Top Organization: Tampa Bay Rays
Major League Impact: Given that the Cardinals were just two years removed from a championship when they were ranked as the top organization in baseball in 2013, the success stories on this list are that of the 2014 Royals and the 2008-13 Rays. Of those two, the Royals may have gotten a bit lucky, and it remains to be seen if they can sustain their success moving forward. The Rays, however, rank among the best examples of turning minor league promise into major league success. Armed with nearly a decade of elite draft picks, from Josh Hamilton in 1999 through Longoria in 2006 and Price in 2007, the Rays collected so much talent that not even the occasional disaster (Hamilton's drug abuse and three years out of baseball, the injuries and illness which derailed Rocco Baldelli's career, or a pure bust like Dewon Brazelton) could keep them from the inevitable big step forward.
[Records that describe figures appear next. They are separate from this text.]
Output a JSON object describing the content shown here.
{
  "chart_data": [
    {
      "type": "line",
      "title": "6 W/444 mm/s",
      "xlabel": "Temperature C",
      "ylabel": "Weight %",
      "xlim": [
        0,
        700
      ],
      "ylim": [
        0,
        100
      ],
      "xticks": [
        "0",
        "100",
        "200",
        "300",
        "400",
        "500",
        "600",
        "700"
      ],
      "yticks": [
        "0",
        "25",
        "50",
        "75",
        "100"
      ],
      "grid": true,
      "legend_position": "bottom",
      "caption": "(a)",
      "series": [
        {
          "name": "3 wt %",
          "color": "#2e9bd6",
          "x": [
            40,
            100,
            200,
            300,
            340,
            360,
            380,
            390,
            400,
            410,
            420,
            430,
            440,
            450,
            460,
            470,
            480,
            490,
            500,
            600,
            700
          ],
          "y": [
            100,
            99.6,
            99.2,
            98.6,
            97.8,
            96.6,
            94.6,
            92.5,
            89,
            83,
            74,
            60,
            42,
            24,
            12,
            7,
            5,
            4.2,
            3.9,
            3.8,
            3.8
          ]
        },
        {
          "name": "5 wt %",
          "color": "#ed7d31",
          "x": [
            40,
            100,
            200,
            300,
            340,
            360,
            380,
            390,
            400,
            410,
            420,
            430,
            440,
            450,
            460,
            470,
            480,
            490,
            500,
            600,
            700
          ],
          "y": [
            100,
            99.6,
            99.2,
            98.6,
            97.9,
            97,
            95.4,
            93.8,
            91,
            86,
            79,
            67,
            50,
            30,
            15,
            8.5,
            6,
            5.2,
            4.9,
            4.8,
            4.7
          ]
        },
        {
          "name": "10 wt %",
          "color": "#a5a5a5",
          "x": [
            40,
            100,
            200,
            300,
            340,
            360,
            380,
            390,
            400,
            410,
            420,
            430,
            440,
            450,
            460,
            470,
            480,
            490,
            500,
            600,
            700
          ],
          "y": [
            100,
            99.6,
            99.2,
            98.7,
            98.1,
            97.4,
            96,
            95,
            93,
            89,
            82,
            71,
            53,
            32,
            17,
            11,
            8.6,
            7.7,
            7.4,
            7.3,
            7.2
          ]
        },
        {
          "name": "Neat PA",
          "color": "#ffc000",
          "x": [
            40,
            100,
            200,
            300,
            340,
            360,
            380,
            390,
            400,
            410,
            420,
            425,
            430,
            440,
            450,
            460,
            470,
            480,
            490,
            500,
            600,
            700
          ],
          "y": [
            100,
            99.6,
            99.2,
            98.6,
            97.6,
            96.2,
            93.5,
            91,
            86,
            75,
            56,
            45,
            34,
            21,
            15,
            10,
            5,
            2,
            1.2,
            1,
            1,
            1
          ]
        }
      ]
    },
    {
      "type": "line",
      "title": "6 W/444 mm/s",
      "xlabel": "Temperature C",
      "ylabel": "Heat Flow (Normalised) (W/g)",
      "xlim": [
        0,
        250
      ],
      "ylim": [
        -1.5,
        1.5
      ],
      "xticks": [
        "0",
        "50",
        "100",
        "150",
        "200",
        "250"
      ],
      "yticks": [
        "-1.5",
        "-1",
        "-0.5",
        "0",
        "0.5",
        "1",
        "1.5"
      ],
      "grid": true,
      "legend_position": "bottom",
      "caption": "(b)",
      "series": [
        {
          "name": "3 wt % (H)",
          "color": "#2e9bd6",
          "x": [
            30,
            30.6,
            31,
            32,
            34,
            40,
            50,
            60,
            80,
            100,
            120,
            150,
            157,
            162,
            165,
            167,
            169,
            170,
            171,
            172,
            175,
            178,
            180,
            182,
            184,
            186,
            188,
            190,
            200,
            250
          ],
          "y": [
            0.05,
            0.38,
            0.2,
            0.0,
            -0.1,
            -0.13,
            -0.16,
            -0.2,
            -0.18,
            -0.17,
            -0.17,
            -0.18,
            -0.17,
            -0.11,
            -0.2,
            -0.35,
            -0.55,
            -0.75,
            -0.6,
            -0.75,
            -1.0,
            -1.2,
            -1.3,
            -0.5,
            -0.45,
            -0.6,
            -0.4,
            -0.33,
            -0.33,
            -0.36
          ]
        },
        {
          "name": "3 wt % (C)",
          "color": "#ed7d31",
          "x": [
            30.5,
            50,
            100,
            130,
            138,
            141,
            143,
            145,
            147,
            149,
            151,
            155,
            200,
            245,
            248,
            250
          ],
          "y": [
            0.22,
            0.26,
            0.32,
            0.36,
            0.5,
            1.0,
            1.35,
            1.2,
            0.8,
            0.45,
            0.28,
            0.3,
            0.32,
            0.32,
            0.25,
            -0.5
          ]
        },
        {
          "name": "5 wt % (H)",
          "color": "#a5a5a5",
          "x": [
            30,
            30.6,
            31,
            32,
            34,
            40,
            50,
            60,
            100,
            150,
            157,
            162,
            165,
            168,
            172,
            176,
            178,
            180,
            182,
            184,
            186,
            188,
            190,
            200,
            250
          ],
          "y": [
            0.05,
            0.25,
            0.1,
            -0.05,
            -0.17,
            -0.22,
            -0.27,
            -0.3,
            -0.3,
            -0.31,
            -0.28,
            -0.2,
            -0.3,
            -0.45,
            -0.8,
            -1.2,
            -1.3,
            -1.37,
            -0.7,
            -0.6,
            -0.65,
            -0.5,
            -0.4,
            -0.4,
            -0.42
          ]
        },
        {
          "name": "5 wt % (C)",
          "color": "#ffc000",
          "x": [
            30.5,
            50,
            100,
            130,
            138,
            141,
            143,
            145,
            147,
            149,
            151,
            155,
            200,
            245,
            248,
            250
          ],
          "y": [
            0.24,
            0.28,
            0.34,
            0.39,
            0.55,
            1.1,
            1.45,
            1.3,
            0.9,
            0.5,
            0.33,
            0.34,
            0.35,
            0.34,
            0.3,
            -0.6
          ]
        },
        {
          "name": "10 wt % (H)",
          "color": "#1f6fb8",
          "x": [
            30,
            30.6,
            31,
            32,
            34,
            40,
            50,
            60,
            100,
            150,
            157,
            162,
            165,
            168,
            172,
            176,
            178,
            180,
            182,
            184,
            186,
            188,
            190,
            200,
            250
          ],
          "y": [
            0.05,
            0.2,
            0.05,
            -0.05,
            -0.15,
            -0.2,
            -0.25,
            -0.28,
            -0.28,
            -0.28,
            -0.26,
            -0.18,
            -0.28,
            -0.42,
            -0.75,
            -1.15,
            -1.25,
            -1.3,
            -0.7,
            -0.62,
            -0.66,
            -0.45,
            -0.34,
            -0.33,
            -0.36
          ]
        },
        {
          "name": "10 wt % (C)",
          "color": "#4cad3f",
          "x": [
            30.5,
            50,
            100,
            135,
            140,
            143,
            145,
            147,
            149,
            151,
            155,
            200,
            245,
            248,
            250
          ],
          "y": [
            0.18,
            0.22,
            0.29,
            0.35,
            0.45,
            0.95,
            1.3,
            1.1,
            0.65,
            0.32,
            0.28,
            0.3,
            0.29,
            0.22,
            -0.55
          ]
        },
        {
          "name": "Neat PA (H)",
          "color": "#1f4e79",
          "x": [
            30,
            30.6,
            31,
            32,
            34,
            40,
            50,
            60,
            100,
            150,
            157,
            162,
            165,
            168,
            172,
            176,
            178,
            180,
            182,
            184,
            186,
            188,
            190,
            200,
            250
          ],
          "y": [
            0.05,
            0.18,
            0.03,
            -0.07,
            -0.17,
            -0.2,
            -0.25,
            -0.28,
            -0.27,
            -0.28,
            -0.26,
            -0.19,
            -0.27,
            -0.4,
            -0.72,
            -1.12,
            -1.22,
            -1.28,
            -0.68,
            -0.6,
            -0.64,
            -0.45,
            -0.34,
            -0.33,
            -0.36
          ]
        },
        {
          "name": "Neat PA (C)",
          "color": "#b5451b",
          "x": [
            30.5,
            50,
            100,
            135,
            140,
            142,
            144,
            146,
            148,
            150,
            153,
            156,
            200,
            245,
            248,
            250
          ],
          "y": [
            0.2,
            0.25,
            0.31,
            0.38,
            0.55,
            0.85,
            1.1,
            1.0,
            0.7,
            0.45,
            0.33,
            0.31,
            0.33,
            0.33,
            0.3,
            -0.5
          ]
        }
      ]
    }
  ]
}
That step came in 2008, when the team improved by 31 games, going worst-to-first and winning the AL pennant. That team was led at the plate by Rookie of the Year Longoria, who would emerge as one of the game's best players. Young finished second in the Rookie of the Year voting in 2007, then was flipped to the Twins in a six-player trade that brought back righty Matt Garza and slick-fielding shortstop Jason Bartlett, who proved to be keys to the team's breakthrough in 2008. Garza later fetched Chris Archer, among others, in a trade after the 2010 season. Niemann proved a solid contributor to the big-league rotation in 2009, though his stay was brief. Several of the others listed above would carry over to the organization's top ranking in 2010. The gem of the Rays' system, however, proved to be Price, who would go on to become one of the elite pitchers in the game, winning the 2012 AL Cy Young award, finishing second in the 2010 voting, and making four All-Star teams.
The Rays won more games from 2008 to 2013 than any other team in baseball other than the Yankees. That run is over for Tampa Bay, but their success during those six seasons stands as a beacon to the Royals, Twins, Cubs, Pirates, Astros, and every other rebuilding or rebuilt team. Even without an expanded payroll, the promise of a great farm system can not only be realized, but also sustained at the major league level.